Virtual reality or VR creates artificially simulated environments in which the user lives an experience in which their senses believe they are in a parallel reality. This is achieved through the use of special glasses and a headset. The user is abstracted from reality to enter a virtual world. The glasses are specially designed to make the user feel that they are in another reality, which is why they must have a screen in front of their eyes.
Thanks to VR, we can immerse ourselves in video games as if we were the characters themselves, learn how to operate a heart or take the virtual tours that are in such high demand these days: visit a museum, an art exhibition in a European capital or a virtual fair.
These VR applications may seem futuristic, but they are not as recent in origin as we might think. In 1957, Morton Heilig, a cinematographer, already invented the Sensorama, providing an experience of images, sounds, vibration and smells to the viewer. Years later, in 1963, Hugo Gernsback created a portable television in the form of glasses that were already attached to the head, the teleyeglasses or television googles. With these first glasses it was possible to watch and tune in to the television, making them for many the first VR glasses.
Uses of virtual reality
VR has as many applications as Augmented Reality:
- Medicine: This is one of the most popular applications at present. Simulators are recreated for doctors with specific training in the different specialities and in surgery. It is used to treat patients’ psychological problems and carry out therapies or help in rehabilitation treatments.

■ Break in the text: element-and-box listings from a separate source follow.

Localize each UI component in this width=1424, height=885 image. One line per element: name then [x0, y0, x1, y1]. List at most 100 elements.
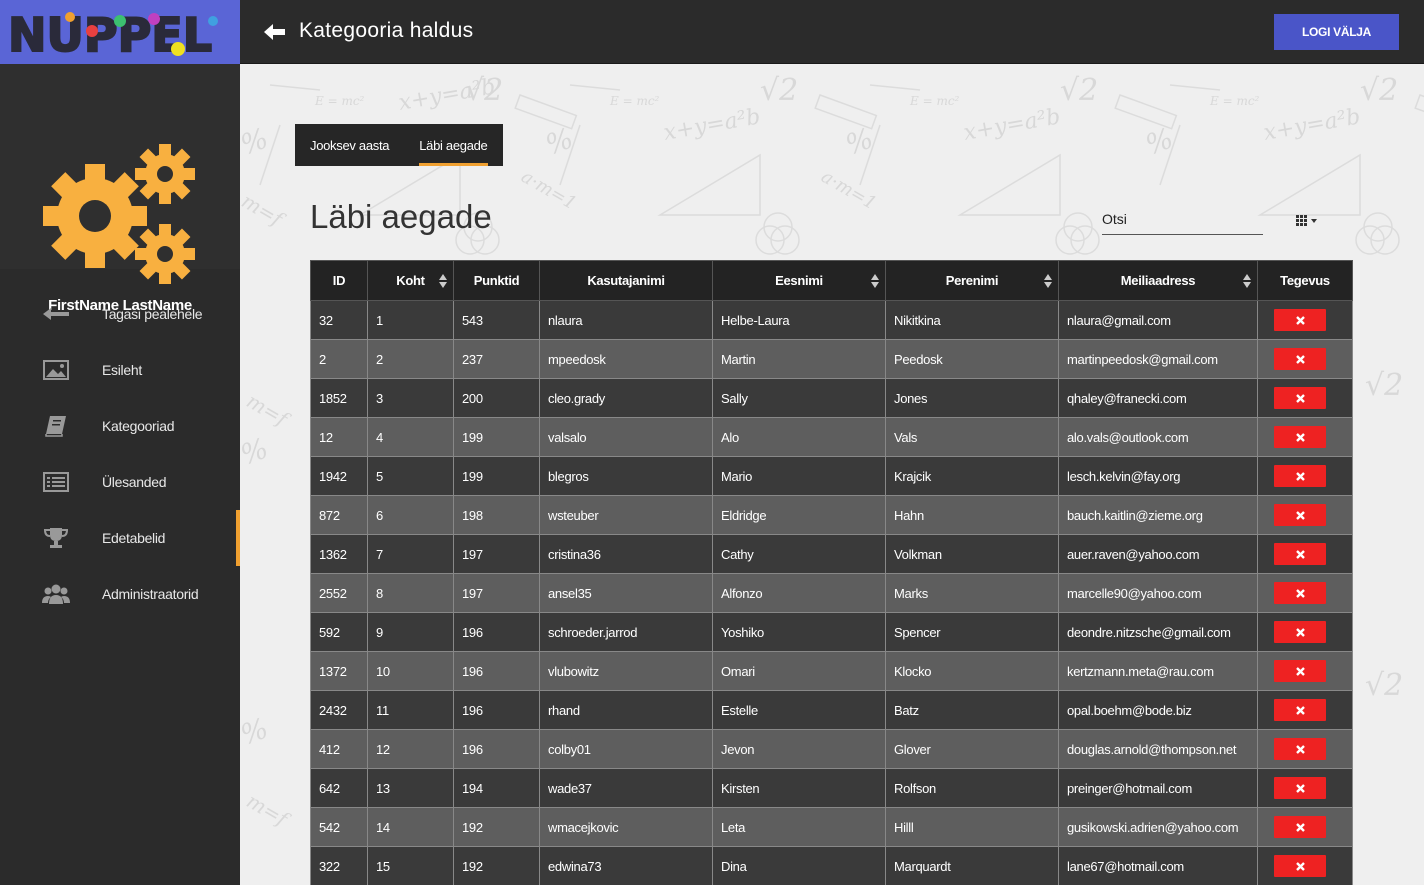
column-header[interactable]: Perenimi — [885, 260, 1059, 301]
table-cell: 6 — [367, 495, 454, 535]
tab-current-year[interactable]: Jooksev aasta — [295, 124, 404, 166]
sidebar-item-back[interactable]: Tagasi pealehele — [0, 286, 240, 342]
table-row: 542 14 192 wmacejkovic Leta Hilll gusikowski.a… — [310, 807, 1353, 847]
delete-button[interactable] — [1274, 582, 1326, 604]
table-row: 2 2 237 mpeedosk Martin Peedosk martinpeedosk@… — [310, 339, 1353, 379]
sidebar-item-leaderboards[interactable]: Edetabelid — [0, 510, 240, 566]
table-cell: Rolfson — [885, 768, 1059, 808]
logo-bar: NUPPEL — [0, 0, 240, 64]
close-icon — [1295, 432, 1305, 442]
delete-button[interactable] — [1274, 777, 1326, 799]
column-header[interactable]: Eesnimi — [712, 260, 886, 301]
search-input[interactable]: Otsi — [1102, 211, 1263, 235]
table-cell: 3 — [367, 378, 454, 418]
svg-text:x+y=a²b: x+y=a²b — [662, 104, 763, 146]
table-cell: 32 — [310, 300, 368, 340]
table-cell: 642 — [310, 768, 368, 808]
close-icon — [1295, 315, 1305, 325]
table-cell: 15 — [367, 846, 454, 885]
close-icon — [1295, 354, 1305, 364]
table-cell: Marks — [885, 573, 1059, 613]
table-cell: colby01 — [539, 729, 713, 769]
svg-text:x+y=a²b: x+y=a²b — [962, 104, 1063, 146]
profile-panel: FirstName LastName — [0, 64, 240, 314]
table-cell: nlaura — [539, 300, 713, 340]
delete-button[interactable] — [1274, 387, 1326, 409]
columns-toggle-icon[interactable] — [1296, 215, 1322, 234]
sidebar-item-label: Administraatorid — [102, 586, 199, 602]
column-header: Kasutajanimi — [539, 260, 713, 301]
delete-button[interactable] — [1274, 699, 1326, 721]
table-cell: Hahn — [885, 495, 1059, 535]
table-cell: gusikowski.adrien@yahoo.com — [1058, 807, 1258, 847]
logout-button[interactable]: LOGI VÄLJA — [1274, 14, 1399, 50]
delete-button[interactable] — [1274, 348, 1326, 370]
trophy-icon — [40, 526, 72, 550]
table-cell: martinpeedosk@gmail.com — [1058, 339, 1258, 379]
sidebar-item-admins[interactable]: Administraatorid — [0, 566, 240, 622]
table-cell: 196 — [453, 690, 540, 730]
delete-button[interactable] — [1274, 855, 1326, 877]
table-cell: Sally — [712, 378, 886, 418]
svg-text:x+y=a²b: x+y=a²b — [1262, 104, 1363, 146]
table-cell: mpeedosk — [539, 339, 713, 379]
column-header[interactable]: Meiliaadress — [1058, 260, 1258, 301]
close-icon — [1295, 822, 1305, 832]
table-cell: cleo.grady — [539, 378, 713, 418]
sort-icon[interactable] — [871, 274, 879, 291]
list-icon — [40, 470, 72, 494]
table-cell: vlubowitz — [539, 651, 713, 691]
table-cell-actions — [1257, 417, 1353, 457]
table-cell: 1372 — [310, 651, 368, 691]
delete-button[interactable] — [1274, 816, 1326, 838]
delete-button[interactable] — [1274, 621, 1326, 643]
table-cell: qhaley@franecki.com — [1058, 378, 1258, 418]
table-row: 1942 5 199 blegros Mario Krajcik lesch.kelvin@… — [310, 456, 1353, 496]
tab-all-time[interactable]: Läbi aegade — [404, 124, 502, 166]
sort-icon[interactable] — [1044, 274, 1052, 291]
table-cell: 9 — [367, 612, 454, 652]
table-cell: douglas.arnold@thompson.net — [1058, 729, 1258, 769]
table-cell: 200 — [453, 378, 540, 418]
delete-button[interactable] — [1274, 738, 1326, 760]
table-cell: 197 — [453, 573, 540, 613]
sort-icon[interactable] — [439, 274, 447, 291]
table-cell: Eldridge — [712, 495, 886, 535]
delete-button[interactable] — [1274, 504, 1326, 526]
svg-text:%: % — [240, 121, 272, 161]
table-cell: Kirsten — [712, 768, 886, 808]
table-cell: ansel35 — [539, 573, 713, 613]
table-row: 32 1 543 nlaura Helbe-Laura Nikitkina nlaura@g… — [310, 300, 1353, 340]
page-title: Kategooria haldus — [299, 19, 474, 42]
column-header: ID — [310, 260, 368, 301]
table-cell: opal.boehm@bode.biz — [1058, 690, 1258, 730]
table-cell: schroeder.jarrod — [539, 612, 713, 652]
table-cell: wade37 — [539, 768, 713, 808]
svg-text:m=f: m=f — [243, 389, 295, 433]
table-cell: 199 — [453, 417, 540, 457]
column-header[interactable]: Koht — [367, 260, 454, 301]
sidebar-item-home[interactable]: Esileht — [0, 342, 240, 398]
table-row: 1362 7 197 cristina36 Cathy Volkman auer.raven… — [310, 534, 1353, 574]
sidebar-item-label: Tagasi pealehele — [102, 306, 203, 322]
delete-button[interactable] — [1274, 660, 1326, 682]
delete-button[interactable] — [1274, 543, 1326, 565]
sort-icon[interactable] — [1243, 274, 1251, 291]
sidebar-item-categories[interactable]: Kategooriad — [0, 398, 240, 454]
table-cell-actions — [1257, 651, 1353, 691]
svg-text:a·m=1: a·m=1 — [518, 166, 581, 214]
table-row: 642 13 194 wade37 Kirsten Rolfson preinger@hot… — [310, 768, 1353, 808]
delete-button[interactable] — [1274, 309, 1326, 331]
table-cell-actions — [1257, 612, 1353, 652]
delete-button[interactable] — [1274, 465, 1326, 487]
delete-button[interactable] — [1274, 426, 1326, 448]
sidebar-item-tasks[interactable]: Ülesanded — [0, 454, 240, 510]
users-icon — [40, 582, 72, 606]
svg-text:√2: √2 — [1365, 368, 1403, 403]
table-cell: Estelle — [712, 690, 886, 730]
back-arrow-icon[interactable] — [264, 22, 286, 47]
app-logo[interactable]: NUPPEL — [8, 7, 230, 57]
table-cell: nlaura@gmail.com — [1058, 300, 1258, 340]
svg-text:√2: √2 — [760, 73, 798, 108]
svg-text:E = mc²: E = mc² — [314, 94, 365, 108]
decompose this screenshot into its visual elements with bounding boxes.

The latter is the use of our “Virtual Physio” project, which allows the remote supervision of rehabilitation exercises performed by stroke patients through a game-based Virtual Reality system. Each game is composed of an avatar and a series of virtual spheres representing virtual trajectories.
The system rewards the user by increasing their score for correctly completing a repetition. In addition, it includes tutorials that allow the user to see how to perform the rehabilitation exercise.
- Entertainment: The video game industry has increased the use of this technology for these sectors, offering unlimited opportunities for the imagination.
Education: The education sector is taking advantage of virtual reality to generate experiences for students of all ages and reactivate their motivation in different fields. - Tourism and museology: Virtual tours have been in high demand in recent years, making it possible to visit any part of the world from wherever the user wishes. It is a way of promoting tourism and bringing the consumer closer to everything related to the virtualised place.
Something similar happens with museums, which offer more didactic experiences with explanatory and contextualised value.
- Training: It is often used in flight simulations, military training and road simulations for drivers of all kinds of vehicles.